Der Posterboy will tanzen

von Redaktion

Das neue Album von Harry Styles ist von Berlins Technokultur beeinflusst

Hände hoch und Hüfte raus! Harry Styles bei den Brit Awards Anfang der Woche. © ADRIAN DENNIS / afp

Woran merkt man, dass man alt wird? Ein erstes Zeichen könnte sein, dass man zwar noch ununterbrochen küsst – aber die Disco-Besuche doch deutlich abnehmen. Wird Harry Styles am Ende alt? Nein, darauf lässt sein neues, bislang bestes Album nicht schließen, im Gegenteil. Auch wenn es „Kiss all the Time. Disco, occasionally“ heißt. Bei Harry Styles muss man es andersherum lesen: Geknutscht wird eh in einer Tour – aber neuerdings auch in der Disco.

Am Wochenende staunte die Pop-Welt über seinen Auftritt bei den Brit Awards. Styles und seine Tänzer performten etwas wie rhythmische Sportgymnastik mit viel Winke-Winke und fließenden Armbewegungen. Dazu spielte er „Aperture“, ein pulsierendes, euphorisches Stück, das auch das neue Album eröffnet und wirkt wie ein Sonnenstrahl, der nach einer durchtanzten Nacht im „Berghain“ über der Berliner Oberbaumbrücke durchbricht. Kein Zufall, sah man Styles im vergangenen Jahr doch ständig in der Bundeshauptstadt – er soll sich da auch ein Haus zugelegt haben, und er ließ wissen, dass ihn die Techno- und Clubkultur stark beeinflusst habe. „We belong together!“, ruft er im Gospel-Refrain – und ist wieder bei seinem Markenkern.
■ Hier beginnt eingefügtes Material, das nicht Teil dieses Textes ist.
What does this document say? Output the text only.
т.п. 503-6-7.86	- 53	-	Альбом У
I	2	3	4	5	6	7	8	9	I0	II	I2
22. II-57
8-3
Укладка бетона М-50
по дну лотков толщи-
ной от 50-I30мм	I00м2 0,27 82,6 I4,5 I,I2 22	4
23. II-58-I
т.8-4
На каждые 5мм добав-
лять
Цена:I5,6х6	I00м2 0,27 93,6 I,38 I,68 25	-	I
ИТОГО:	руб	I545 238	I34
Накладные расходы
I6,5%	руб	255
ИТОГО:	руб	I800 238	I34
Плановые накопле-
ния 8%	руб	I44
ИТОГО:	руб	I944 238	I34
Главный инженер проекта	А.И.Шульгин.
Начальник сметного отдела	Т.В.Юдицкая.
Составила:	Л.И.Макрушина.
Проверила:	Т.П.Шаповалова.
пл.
Denn der heute 32-jährige Brite machte sich einen Namen als Posterboy der woken Generation. Der große zeitgenössische Weltstar, der Achtsamkeit und Queerness wirklich auch lebt. Sein Konzert vor drei Jahren im Münchner Olympiastadion, eine bunte, sorglose Party, wirkte wie eine Befreiung nach der Pandemie, die gerade die Jugendlichen so gebeutelt hatte.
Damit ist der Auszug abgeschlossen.